Dr John Irving, Reader in Historical Musicology in the Department of Music has recently completed the first stage of an AHRB-funded scheme of research into a large-scale anthology of 18th-century solo keyboard music.

Nuremberg publisher Johann Ulrich Haffner's Oeuvres melées appeared in 12 volumes (each containing six solo keyboard sonatas) between 1755 and 1766.  The repertoire was aimed at a growing market of amateur players and contains a wide variety of interesting material, varied in scope and technical demands and sometimes specifically intended for teaching purposes at different levels. 

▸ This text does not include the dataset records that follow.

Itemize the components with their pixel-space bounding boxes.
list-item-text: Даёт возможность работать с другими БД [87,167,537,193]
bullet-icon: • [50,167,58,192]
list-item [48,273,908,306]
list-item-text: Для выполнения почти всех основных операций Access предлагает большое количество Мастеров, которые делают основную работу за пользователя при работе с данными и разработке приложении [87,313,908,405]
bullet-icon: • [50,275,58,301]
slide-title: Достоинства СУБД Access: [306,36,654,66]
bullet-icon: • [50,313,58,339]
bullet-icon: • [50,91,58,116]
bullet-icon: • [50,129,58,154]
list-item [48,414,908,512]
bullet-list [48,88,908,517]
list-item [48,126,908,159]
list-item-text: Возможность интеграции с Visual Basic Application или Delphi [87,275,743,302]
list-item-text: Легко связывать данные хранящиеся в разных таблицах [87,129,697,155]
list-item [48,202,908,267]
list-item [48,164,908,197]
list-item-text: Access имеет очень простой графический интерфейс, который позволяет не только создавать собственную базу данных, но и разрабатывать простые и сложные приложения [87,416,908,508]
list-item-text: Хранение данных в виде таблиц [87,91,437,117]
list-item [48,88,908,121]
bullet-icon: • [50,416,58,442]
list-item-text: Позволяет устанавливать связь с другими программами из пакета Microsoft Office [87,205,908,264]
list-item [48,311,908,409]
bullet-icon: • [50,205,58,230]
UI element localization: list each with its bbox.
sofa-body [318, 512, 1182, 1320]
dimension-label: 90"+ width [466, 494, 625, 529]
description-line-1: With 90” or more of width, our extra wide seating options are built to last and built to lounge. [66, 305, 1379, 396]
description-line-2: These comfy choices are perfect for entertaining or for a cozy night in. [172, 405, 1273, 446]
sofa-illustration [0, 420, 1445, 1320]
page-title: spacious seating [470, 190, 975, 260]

From the musicologist's point of view, it also presents a comprehensive cross-section of keyboard music in varying styles by a wide range of contemporary composers and straddles the evolution of successive baroque, galant and 'classical' modes of expression. 

Given that our knowledge of the keyboard sonata in the second half of the 18th century is in need of considerable updating (the key text for this area is now roughly half a century old), Haffner's dozen volumes offer a good starting point for revisiting the stylistic and generic issues that will have to underpin a large-scale project to rewrite the developmental and reception history of the sonata in the classic era.

A particular feature of Haffner's anthology is its extraordinary breadth of geographical coverage.  The composers represented were active not just at mainstream centres such as Berlin (represented by such composers as C.P.E. Bach, Benda, Fasch, Kirnberger, Marpurg), Vienna (Wagenseil, Monn) Venice (Galuppi) and Salzburg (Leopold Mozart, Adlgasser, Eberlin), but also 'peripheral' centres such as Copenhagen, Stockholm, St. Petersburg, Prague, Brussels, Lübeck and Cremona, to name but a few. 

Our existing understanding of the classical sonata is underpinned by the concept of a 'centre' and a 'periphery'; reconsidering the status and usefulness of such a relationship will be just one of the issues challenged by this research.